La segunda noticia es del 5 de enero de este año. Se trata, en forma y contenido, de un salto antológico en la competición por parecer y aparecer. La imagen se proyecta esta vez en vídeo y la estrella exclusiva es el presidente del Cabildo que, durante un minuto, se muestra ufano por una enorme consecución social: el Cabildo ha puesto un cartel en una carretera con el nombre del barrio por el que pasa la carretera (Altavista, Tuineje). Da miedo pensar lo que puede hacer este hombre el día que inaugure su proyectado puente entre Fuerteventura y Lanzarote.

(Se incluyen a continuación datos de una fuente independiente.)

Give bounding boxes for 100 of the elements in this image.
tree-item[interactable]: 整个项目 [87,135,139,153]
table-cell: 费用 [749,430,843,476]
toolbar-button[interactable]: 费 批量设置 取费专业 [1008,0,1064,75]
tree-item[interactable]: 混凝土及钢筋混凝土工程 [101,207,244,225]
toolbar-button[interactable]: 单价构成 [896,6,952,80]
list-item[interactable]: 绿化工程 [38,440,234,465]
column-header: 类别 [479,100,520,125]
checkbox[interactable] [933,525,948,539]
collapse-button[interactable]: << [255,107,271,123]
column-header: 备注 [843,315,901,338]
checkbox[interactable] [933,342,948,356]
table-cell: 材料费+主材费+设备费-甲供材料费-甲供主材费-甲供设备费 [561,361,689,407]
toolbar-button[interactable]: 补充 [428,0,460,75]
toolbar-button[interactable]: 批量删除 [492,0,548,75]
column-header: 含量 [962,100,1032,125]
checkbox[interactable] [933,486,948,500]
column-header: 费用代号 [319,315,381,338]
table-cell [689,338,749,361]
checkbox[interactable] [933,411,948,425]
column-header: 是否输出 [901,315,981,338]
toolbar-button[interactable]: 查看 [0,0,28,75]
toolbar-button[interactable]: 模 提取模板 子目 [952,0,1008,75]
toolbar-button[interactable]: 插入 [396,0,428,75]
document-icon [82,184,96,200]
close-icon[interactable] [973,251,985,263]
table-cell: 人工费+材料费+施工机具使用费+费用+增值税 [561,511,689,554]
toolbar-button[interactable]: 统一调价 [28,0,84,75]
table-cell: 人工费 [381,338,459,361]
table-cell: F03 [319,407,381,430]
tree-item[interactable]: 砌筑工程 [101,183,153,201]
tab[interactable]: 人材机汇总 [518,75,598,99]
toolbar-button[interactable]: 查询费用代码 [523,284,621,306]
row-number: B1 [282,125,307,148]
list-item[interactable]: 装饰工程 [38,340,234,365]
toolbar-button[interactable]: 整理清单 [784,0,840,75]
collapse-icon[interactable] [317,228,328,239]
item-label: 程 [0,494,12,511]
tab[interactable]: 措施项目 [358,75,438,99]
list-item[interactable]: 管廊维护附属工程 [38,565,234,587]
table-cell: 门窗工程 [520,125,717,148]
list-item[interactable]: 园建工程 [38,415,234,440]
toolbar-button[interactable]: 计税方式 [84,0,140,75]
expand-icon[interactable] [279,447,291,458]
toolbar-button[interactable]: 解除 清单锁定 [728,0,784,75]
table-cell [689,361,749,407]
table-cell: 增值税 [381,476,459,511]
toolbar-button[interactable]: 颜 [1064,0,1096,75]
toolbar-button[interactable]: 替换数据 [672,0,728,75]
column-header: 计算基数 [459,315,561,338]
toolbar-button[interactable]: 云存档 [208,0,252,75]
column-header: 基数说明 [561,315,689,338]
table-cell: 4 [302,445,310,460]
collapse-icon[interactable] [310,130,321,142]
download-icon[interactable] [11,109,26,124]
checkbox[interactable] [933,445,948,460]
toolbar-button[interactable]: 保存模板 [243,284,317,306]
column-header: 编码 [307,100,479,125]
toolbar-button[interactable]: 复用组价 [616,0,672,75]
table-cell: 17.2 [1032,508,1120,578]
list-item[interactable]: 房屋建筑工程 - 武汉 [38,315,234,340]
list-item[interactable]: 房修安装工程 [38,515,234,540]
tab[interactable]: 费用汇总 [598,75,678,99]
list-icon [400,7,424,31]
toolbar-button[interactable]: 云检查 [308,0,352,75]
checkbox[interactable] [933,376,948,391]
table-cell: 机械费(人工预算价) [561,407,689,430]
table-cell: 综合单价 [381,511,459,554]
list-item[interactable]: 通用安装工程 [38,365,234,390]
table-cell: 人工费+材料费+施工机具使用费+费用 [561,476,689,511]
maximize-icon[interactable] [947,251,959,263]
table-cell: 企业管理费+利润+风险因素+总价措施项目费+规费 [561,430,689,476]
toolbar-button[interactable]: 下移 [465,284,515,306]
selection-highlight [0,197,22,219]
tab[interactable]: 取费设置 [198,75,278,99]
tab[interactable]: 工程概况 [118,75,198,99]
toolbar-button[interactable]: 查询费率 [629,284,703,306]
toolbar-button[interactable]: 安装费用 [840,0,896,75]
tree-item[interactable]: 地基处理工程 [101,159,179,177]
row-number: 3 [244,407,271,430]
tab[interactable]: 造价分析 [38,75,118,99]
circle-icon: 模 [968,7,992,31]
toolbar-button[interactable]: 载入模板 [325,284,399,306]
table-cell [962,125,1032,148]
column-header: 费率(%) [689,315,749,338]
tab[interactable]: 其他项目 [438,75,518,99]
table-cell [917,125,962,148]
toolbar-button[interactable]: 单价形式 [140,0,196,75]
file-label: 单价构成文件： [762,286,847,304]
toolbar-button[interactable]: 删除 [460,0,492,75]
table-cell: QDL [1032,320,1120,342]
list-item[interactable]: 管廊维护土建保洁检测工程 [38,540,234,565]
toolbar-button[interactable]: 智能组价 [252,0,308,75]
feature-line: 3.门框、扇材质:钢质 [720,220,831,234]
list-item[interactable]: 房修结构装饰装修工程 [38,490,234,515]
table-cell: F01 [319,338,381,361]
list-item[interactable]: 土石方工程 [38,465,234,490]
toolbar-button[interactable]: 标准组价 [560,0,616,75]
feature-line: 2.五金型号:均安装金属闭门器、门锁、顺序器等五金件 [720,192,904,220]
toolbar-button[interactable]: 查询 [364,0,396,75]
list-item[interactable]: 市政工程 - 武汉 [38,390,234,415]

La cosa podría tener su gracia si no fuera porque esas machangadas las hacen en su tiempo de trabajo (cuyos altos salarios pagamos entre todos), porque las grabaron y fotografiaron personas contratadas como personal de confianza cuyos salarios también los pagamos entre todos y porque cada publicación inapropiada de sus imágenes son una afrenta pública y un insulto a la inteligencia. Guy Debord tenía razón: puede que no hagan nada, pero lo parece.

Comentarios

Pues eso, y creo que lo pensamos muchos, Es una práctica absolutamente prescindible y que calificaría con notable hoy a quien no la siguiera.